Villavallelonga. In una nota, alcune artiste del gruppo “In faggeta”, colpite dai meravigliosi e variegati colori di Villavallelonga e dalle storie raccontate dalle anziane del paese, hanno descritto la loro esperienza e le sensazioni provate: “Il color cannella del tappeto di foglie che ricopre la valle, i fitti raggi del sole filtrati tra le fronde semispoglie, l’addensarsi delle nuvole, il rosso delle bacche, le variazioni dei verdi, dei gialli, dell’arancio, del viola. Sono i colori dell’autunno catturati da un gruppo di artiste nel cuore della faggeta di Villavallelonga. Una tavolozza naturale che da millenni segna il volgere delle stagioni, i mutamenti di luce, il cambio di sfumature nel bosco. La pittura come espressione della vita che si trasforma.
Accanto alle pennellate delle pittrici, risuona la voce delle anziane del paese. Agnese, Lucia, Francesca, Franca, Pasquarella e Urbana raccontano le vite di frontiera in un villaggio di montagna che nulla aveva fuorché natura: alberi e animali, valli e monti, pietre e terra. Una vita di fatica, fatta di lunghe transumanze per uomini e greggi e faticose marce a piedi o in sella agli asini per le donne. Dal paese alla piana del Fucino per coltivare la terra, da casa agli stazzi nei pascoli tra i boschi per portare da mangiare a padri e mariti. Questo per chi possedeva terreni e armenti, ma per chi non aveva nulla c’era solo il bosco, con la sua inesauribile “miniera” di legno da scambiare per sopravvivere. Si viveva solo di baratto: formaggio in cambio di frutta, legumi in cambio di stoffa, e legna in cambio di tutto quel che serve. Gli alberi hanno sfamato i più poveri, hanno accolto cavalli e pecore, hanno dato riparo agli animali selvatici. Quasi come una fiaba, Franca racconta il suo incontro con il lupo che aveva puntato una pecora. Sono state le sue urla a mandarlo via. Così come in un romanzo epistolare ricorda le lettere degli uomini in transumanza: “Per grazia di Sant’Antonio stiamo bene, noi e gli animali”.

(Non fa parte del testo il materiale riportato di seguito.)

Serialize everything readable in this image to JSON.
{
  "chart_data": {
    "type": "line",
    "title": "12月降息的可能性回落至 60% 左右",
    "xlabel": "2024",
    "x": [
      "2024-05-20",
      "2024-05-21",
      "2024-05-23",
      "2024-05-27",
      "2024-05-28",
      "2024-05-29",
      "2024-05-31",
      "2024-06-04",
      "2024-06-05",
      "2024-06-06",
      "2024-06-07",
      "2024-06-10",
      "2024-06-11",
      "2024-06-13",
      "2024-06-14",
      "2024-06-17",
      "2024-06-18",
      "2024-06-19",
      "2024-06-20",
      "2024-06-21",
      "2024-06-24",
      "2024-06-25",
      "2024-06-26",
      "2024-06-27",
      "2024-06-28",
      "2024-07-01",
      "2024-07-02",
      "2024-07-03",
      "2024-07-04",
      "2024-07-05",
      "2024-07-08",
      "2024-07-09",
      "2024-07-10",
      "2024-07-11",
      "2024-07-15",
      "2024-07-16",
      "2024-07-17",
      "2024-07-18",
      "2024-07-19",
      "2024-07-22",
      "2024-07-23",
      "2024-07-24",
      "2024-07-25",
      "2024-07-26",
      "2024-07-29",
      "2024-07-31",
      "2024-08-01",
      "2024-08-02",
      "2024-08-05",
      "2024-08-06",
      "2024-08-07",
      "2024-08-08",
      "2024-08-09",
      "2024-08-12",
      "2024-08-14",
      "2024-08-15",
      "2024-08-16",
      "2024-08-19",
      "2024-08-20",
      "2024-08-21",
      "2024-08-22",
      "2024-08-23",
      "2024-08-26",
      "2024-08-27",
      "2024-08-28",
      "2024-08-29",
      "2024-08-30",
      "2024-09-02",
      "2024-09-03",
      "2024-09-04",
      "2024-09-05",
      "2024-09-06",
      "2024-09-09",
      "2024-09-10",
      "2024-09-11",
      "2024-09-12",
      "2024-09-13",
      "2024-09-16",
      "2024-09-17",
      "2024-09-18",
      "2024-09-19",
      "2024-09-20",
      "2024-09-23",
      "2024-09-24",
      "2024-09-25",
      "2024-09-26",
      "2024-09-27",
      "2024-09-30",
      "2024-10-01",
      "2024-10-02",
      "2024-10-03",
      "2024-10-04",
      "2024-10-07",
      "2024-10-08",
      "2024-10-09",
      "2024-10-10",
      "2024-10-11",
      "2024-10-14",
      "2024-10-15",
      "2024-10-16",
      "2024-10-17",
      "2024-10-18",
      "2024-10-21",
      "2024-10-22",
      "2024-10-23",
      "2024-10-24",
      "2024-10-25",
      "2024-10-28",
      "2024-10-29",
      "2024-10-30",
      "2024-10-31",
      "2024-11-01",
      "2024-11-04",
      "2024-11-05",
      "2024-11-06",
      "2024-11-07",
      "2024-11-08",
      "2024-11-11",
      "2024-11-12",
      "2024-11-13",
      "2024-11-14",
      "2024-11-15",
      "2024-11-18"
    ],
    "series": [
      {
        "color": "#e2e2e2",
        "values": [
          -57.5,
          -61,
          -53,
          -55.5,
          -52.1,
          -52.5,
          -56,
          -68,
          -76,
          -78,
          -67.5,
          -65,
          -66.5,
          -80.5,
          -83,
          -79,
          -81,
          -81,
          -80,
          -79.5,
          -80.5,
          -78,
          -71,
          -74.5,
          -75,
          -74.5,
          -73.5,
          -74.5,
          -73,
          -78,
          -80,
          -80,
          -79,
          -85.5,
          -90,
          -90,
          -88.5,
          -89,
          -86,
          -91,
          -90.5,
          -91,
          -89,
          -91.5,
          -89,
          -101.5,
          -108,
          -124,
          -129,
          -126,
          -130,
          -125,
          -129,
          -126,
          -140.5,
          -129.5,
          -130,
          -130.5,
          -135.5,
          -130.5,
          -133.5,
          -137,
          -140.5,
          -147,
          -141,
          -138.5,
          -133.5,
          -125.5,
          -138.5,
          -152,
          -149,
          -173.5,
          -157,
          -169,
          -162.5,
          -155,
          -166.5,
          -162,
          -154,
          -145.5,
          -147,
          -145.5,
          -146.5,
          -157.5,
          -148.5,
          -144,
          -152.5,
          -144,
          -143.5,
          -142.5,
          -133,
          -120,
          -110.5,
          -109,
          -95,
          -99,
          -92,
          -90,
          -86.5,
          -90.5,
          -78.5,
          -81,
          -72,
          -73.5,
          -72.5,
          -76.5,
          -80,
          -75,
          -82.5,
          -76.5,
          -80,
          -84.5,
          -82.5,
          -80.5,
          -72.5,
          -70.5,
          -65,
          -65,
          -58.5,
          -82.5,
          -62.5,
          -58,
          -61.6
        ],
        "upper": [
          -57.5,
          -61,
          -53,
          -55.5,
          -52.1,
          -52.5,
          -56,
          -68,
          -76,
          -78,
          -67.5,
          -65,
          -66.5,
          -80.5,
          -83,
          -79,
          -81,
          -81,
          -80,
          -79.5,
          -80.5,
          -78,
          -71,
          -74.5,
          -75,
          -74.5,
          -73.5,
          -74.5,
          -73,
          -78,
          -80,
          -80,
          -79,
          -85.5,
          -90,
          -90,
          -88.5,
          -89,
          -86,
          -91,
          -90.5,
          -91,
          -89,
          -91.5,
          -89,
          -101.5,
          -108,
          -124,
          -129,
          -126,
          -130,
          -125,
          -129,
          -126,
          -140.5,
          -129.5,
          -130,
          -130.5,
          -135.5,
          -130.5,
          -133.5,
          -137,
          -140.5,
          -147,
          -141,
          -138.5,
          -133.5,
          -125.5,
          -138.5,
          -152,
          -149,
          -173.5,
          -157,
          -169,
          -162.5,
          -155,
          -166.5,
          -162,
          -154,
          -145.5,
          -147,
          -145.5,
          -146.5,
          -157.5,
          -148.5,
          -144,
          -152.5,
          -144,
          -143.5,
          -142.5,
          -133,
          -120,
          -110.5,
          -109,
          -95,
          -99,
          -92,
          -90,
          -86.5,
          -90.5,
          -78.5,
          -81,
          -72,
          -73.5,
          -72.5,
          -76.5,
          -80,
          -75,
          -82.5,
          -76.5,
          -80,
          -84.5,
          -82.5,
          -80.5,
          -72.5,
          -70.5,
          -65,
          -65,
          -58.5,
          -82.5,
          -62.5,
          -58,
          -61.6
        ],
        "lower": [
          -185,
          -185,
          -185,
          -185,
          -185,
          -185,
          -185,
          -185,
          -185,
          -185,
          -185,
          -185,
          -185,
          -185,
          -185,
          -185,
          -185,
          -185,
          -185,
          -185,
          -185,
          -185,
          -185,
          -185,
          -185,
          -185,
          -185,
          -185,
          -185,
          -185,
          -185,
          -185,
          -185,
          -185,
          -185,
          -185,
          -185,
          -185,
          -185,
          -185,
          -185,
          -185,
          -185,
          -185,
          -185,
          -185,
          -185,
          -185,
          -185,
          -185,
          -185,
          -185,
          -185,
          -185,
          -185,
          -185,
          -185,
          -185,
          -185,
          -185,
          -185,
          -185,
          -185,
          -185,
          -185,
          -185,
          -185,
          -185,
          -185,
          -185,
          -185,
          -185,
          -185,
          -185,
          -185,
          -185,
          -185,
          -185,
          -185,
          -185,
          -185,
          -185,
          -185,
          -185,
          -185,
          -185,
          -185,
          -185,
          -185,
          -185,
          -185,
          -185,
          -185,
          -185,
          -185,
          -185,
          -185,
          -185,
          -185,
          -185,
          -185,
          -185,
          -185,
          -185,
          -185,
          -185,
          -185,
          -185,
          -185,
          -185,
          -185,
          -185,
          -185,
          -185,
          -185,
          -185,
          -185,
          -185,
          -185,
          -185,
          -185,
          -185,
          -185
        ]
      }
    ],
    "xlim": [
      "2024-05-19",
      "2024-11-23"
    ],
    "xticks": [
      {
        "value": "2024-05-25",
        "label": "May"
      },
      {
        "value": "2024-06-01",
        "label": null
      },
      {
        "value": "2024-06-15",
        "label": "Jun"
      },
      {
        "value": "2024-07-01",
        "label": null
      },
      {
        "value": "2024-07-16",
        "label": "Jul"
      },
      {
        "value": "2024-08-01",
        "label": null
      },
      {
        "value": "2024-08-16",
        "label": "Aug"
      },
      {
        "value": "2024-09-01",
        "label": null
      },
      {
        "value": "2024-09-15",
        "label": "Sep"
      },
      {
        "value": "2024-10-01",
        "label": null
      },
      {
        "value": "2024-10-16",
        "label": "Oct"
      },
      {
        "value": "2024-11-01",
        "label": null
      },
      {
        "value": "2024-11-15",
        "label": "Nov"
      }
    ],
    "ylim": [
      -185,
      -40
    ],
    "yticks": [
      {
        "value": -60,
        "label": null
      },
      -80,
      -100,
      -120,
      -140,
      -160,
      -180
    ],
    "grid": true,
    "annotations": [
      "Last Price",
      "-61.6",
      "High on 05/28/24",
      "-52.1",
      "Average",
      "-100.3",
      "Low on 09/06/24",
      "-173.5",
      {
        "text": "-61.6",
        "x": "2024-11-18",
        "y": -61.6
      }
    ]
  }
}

Era una vita grama, c’era poco, ma era bello stare in paese, si parlava con tutti, chi poteva aiutava i meno fortunati, si festeggiavano insieme le panarde (festa tradizionale di Sant’Antonio Abbate). Ma i balli no, quelli non erano consentiti: vita ruvida, senza frivolezze. Vestiti fatti in casa, cibo autoprodotto, parsimonia e rigore. E istruzione per tutti: bambine e bambini andavano a scuola, imparavano a leggere e scrivere e ancora oggi ripetono i versi in rima imparati a memoria 70 anni fa.
Con questa iniziativa rendiamo omaggio a un paese che vive ai margini, ma che già 100 anni fa aveva fatto tesoro del suo patrimonio naturale. E’ del 1921, infatti, la cessione dei boschi ad un’associazione di tutela e conservazione, un anno prima del regio decreto istitutivo del parco”.